Iron Cross at Adler Hobby (2)

This was my last game of 2016. Marc D. and Gordon from Adler Hobby wanted to give Iron Cross another go and they invited me up to Gordon's store to join them. While we were setting up Bob showed up and helped Mark with the first few turns of the game until he had to leave. For more photos, and a summary from the French side of the table, you can read Mark's post about this game on his blog.

Mark and I matched up mirror armies to each other, Free French for Bob and Mark and Germas for Gordon and I. Each force consisted of a CinC, four infantry detachments, a medium machine gun, a flame-thrower team, a mortar, an anti-tank gun, an SP anti-tank gun (Marder III for me, GMC half track with AT gun for Mark), a recon armor piece (Stuart for Mark, SdKfz 222 for me) and a medium tank each (Mark's Grant was used but we used Serman factors for it and I used a Panzer IV). We wanted to load up on vehicles and see how that worked with AT guns and mortars to try out all the rules.

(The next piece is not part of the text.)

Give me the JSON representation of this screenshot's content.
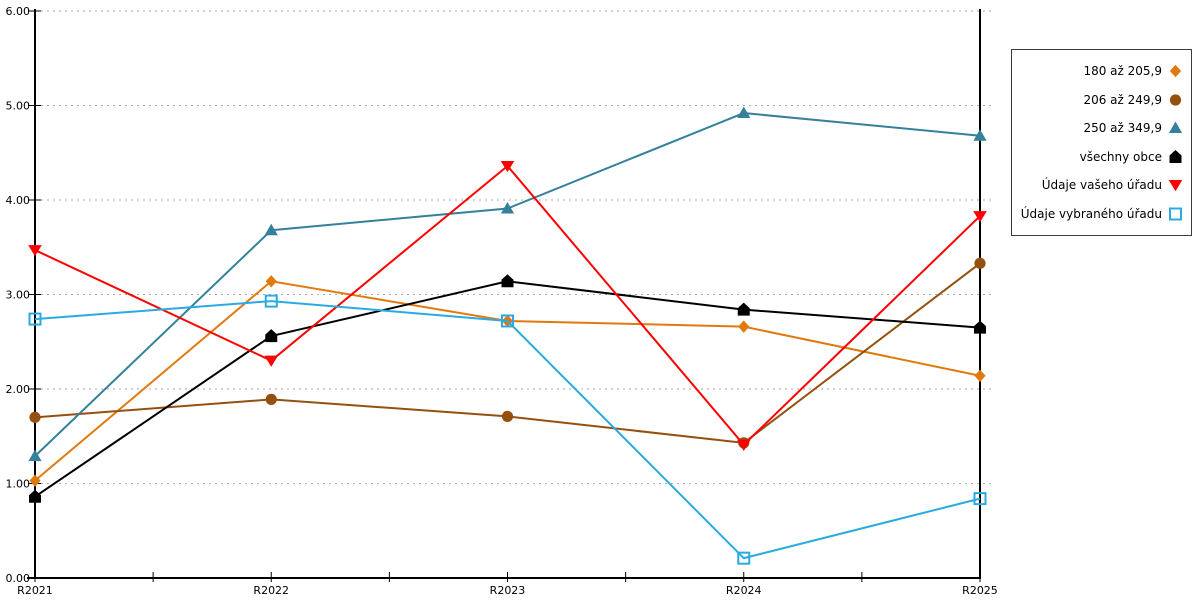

This second time through, I believe we got almost all the rules right. The game was fun and played fast even with two new players in the mix. We learned that the MMGs were very powerful when they hit with all of their dice, and that anti-tank fire, while it can be very devastating, can also outright miss. Mortars are great when they hit and feel right, with multiple activations making them more likely to hit and more effective when they do. Flamethrowers seemed just right as well being good against enemies in cover but vulnerable to incoming fire. Even with three vehicles on the table for each side, I don't believe the vehicles unblananced the game. We equipped our infantry teams with bazookas and panzerfausts, and when infantry advanced on un-supported tanks, the tanks were in trouble and had to withdraw or could have been destroyed. Armor supported with infantry seemed to work nicely.










The game started off with Mark's MG team wiping out one of our infantry detachments and our Mortar pinning the MG in return. In the following turns Bob pressed our right flank with an infantry team trying to capture the tall building on the hill. Gordon's AT gun blew up the Grant which shook up the nearby infantry and mortar team. The advancing team reached the tall building, but then got blown away by combined 222 MG fire and infantry fire. Likewise my MMG took out Mark's MMG in a single turn of sustained MG on MG action. My Marder III lived a charmed life bouncing a side shot from the Stuart and then withdrew behind the hill not wanting to press its luck.


On the other Flank Bob's infantry team swept around the ruined building and took out our flame-thrower team at the end of a turn when the French had activation tokens left and we had spent all of ours. The following turn our Panzer IV reacted to this advance and with the help of our lone infantry detachment on that flank, held long enough for us to call time as Mark had to leave.

These are simple, fun, fast-play rules. While they cover almost everything you need, we found one glaring omission. The rules cover movement through terrain, but don't seem to have any line-of-sight rules in them. For this game we used the Bolt Action rule for area terrain - you can see into but not through it. This helped, but still seemed lacking when shooting through multiple pieces of linear terrain. I think using Bolt Action's area terrain rule and additionally using Chain of Command's linear terrain rule will make it 'just right'.